If this doesn’t make you “aware” then I don’t know what will.
Does it make you uncomfortable? It should.
Here’s your fucking breast cancer awareness.
Radiation is over. Today was my final treatment. I got to ring the bell (for what I hope is the last time). The plaque above the bell says: Life is not measured by the number of breaths you take, but by the moments that take your breath away. Smile – this is one of those moments.
It felt amazing to ring that fucking bell. My best friends surprised me by showing up to watch me ring it.
This evening was spent celebrating with my boyfriend. We had a fabulous night together, and I finally got to try the Strawberry Honey Weizen from Six Row. It was delicious, btw. I had two.
Life is good.
I’m kind of tipsy right now, and that will likely set the tone for this entry. I apologize in advance for spelling and/or grammatical errors.
Tomorrow is July and I’m just so excited I can hardly stand it. Tomorrow is the last day of radiation (OMFG) and this is my birthday month as well. I’ll be 34 this month, and I have never been happier or more grateful to be alive. This is going to be the best month ever. I have lots of plans. I’m ready to get started!

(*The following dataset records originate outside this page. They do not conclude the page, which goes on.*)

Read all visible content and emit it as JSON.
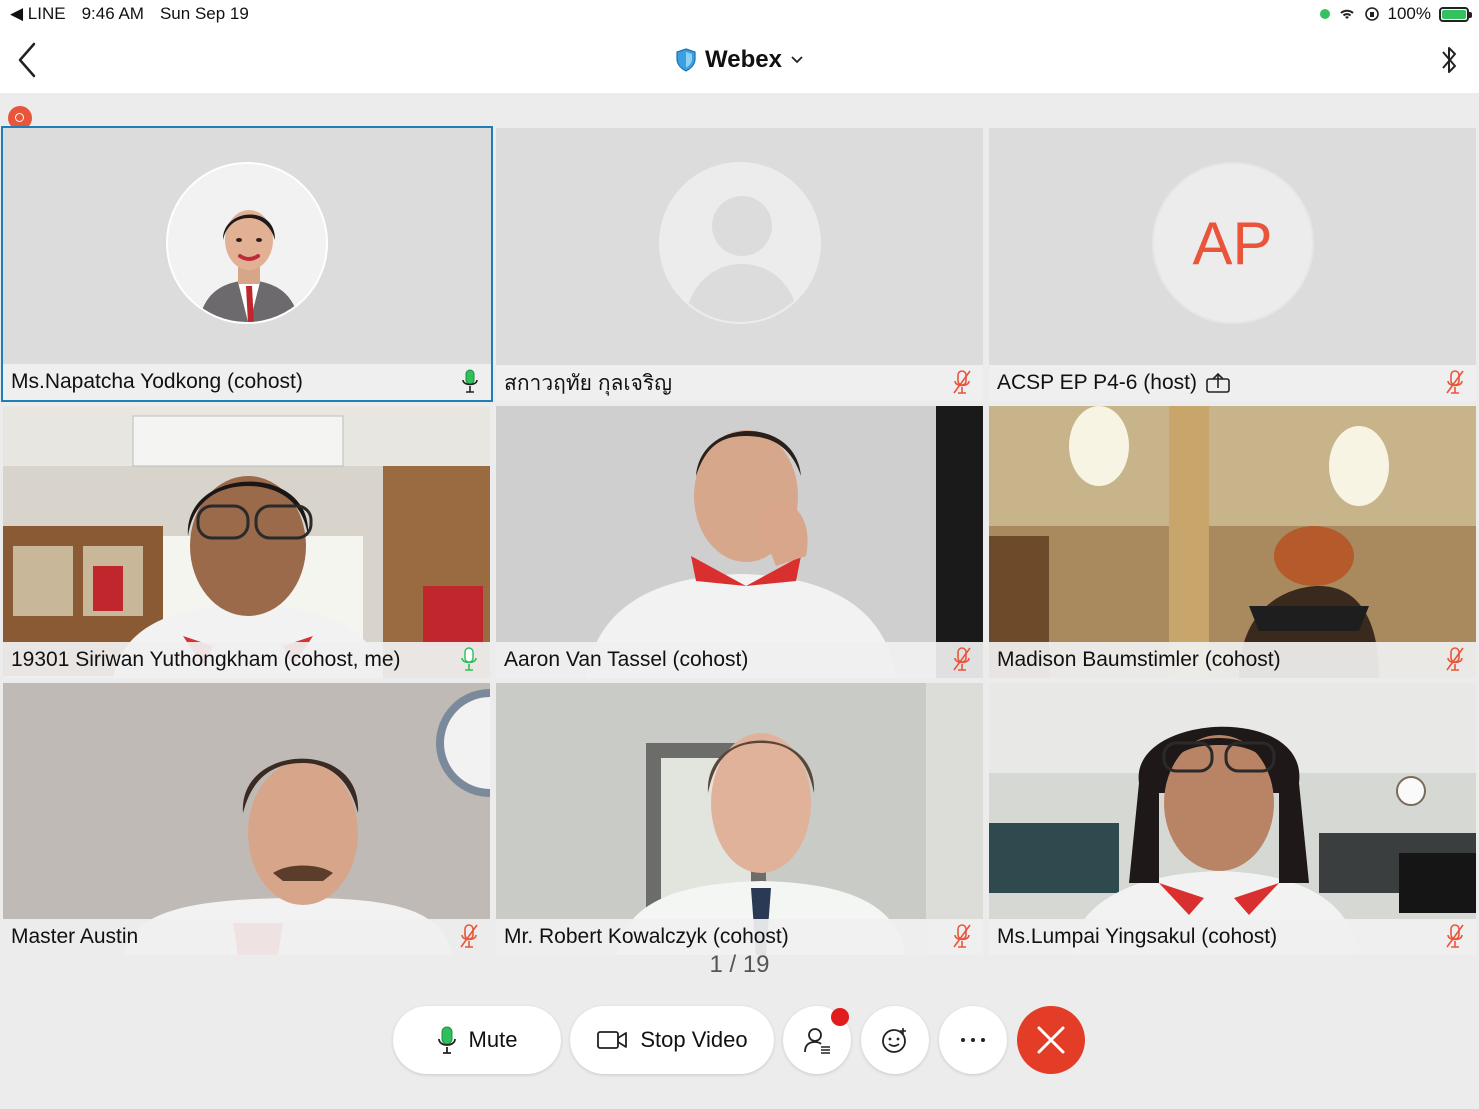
{
  "status_bar": {
    "back_app": "LINE",
    "time": "9:46 AM",
    "date": "Sun Sep 19",
    "battery": "100%"
  },
  "header": {
    "title": "Webex"
  },
  "tiles": [
    {
      "name": "Ms.Napatcha Yodkong (cohost)",
      "avatar": "photo",
      "mic": "active"
    },
    {
      "name": "สกาวฤทัย กุลเจริญ",
      "avatar": "placeholder",
      "mic": "muted"
    },
    {
      "name": "ACSP EP P4-6 (host)",
      "avatar_initials": "AP",
      "mic": "muted",
      "sharing": true
    },
    {
      "name": "19301 Siriwan Yuthongkham (cohost, me)",
      "mic": "active"
    },
    {
      "name": "Aaron Van Tassel (cohost)",
      "mic": "muted"
    },
    {
      "name": "Madison Baumstimler (cohost)",
      "mic": "muted"
    },
    {
      "name": "Master Austin",
      "mic": "muted"
    },
    {
      "name": "Mr. Robert Kowalczyk (cohost)",
      "mic": "muted"
    },
    {
      "name": "Ms.Lumpai Yingsakul (cohost)",
      "mic": "muted"
    }
  ],
  "pager": "1 / 19",
  "controls": {
    "mute_label": "Mute",
    "stop_video_label": "Stop Video"
  },
  "colors": {
    "accent_blue": "#1d7fb6",
    "muted_red": "#e9553b",
    "mic_green": "#2fbf5b",
    "end_call": "#e33d28"
  }
}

I turned in the keys to my old apartment today. That was a weird feeling. On the one hand, I will miss it, because I have a lot of great memories there. It was the first place I ever lived on my own. It was also the first place where Dave and I were free to be a real couple. That was nice. On the other hand, that is where I suffered through chemo, and those are not so good memories. I’m so happy in the new place. It’s amazing here. it’s the nicest place I have ever lived, and the location is just amazing. This is the perfect place to get my fresh start. The last year and a half has been extremely difficult, and I’m ready to put it behind me.
In the spirit of moving forward, I have been trying to identify things that make me happy. I remember how fulfilled I felt when I was volunteering with Big Brothers/Big Sisters during law school. I decided it was time to do something similar. I found an organization called Girls On The Run, the purpose of which is to help young girls (elementary and middle school aged) to train for a 5k. I have signed up to coach for the fall season, and I am extremely excited about it. So I get to combine two things I love: making a difference in the lives of young girls and running. This is a major win!
I’m quite pleased with how quickly my skin is healing. It still kind of hurts, definitely itches, and there is much peeling, but I can tell it’s all going to be okay. That is all I ever wanted. I’m pleased that it appears that I will have the peace of mind that comes with knowing I threw everything I had at cancer, without sacrificing good skin and reconstruction. Thank fucking god. My biggest fear was losing my expander, and that didn’t happen. I’m so grateful.
I know I’ll never be the same Jennifer I was before November 1, 2012, but I think I can be an even better version of her, and that makes me so happy.
I’m happy. Finally.
I am finished with my regular radiation treatments, and today I started boosts. I have four treatments remaining. My skin is mostly red, though some of it in the axilla area is brown, itchy, peeling, raw, and horribly painful. I’m hoping the axilla will start healing now that it will not be receiving anymore radiation. My radiation oncologist prescribed silver sulfadiazine cream to prevent infection. Otherwise, I am using Vanicream and Aquaphor.
It looks bad, and it feels worse than it looks. There is a picture under the cut. Don’t click it if you don’t want to see what a radiation wound looks like.
That’s the axilla (armpit/under arm), which received a lot of treatment because I had cancer cells in my lymph nodes, and those lymph nodes were leaking into the surrounding area.
The boosts are fast. I think it took five minutes, and most of that time was spent getting me properly situated on the table.
Have I mentioned that I’m ready to be done? It’s so close, yet so far away.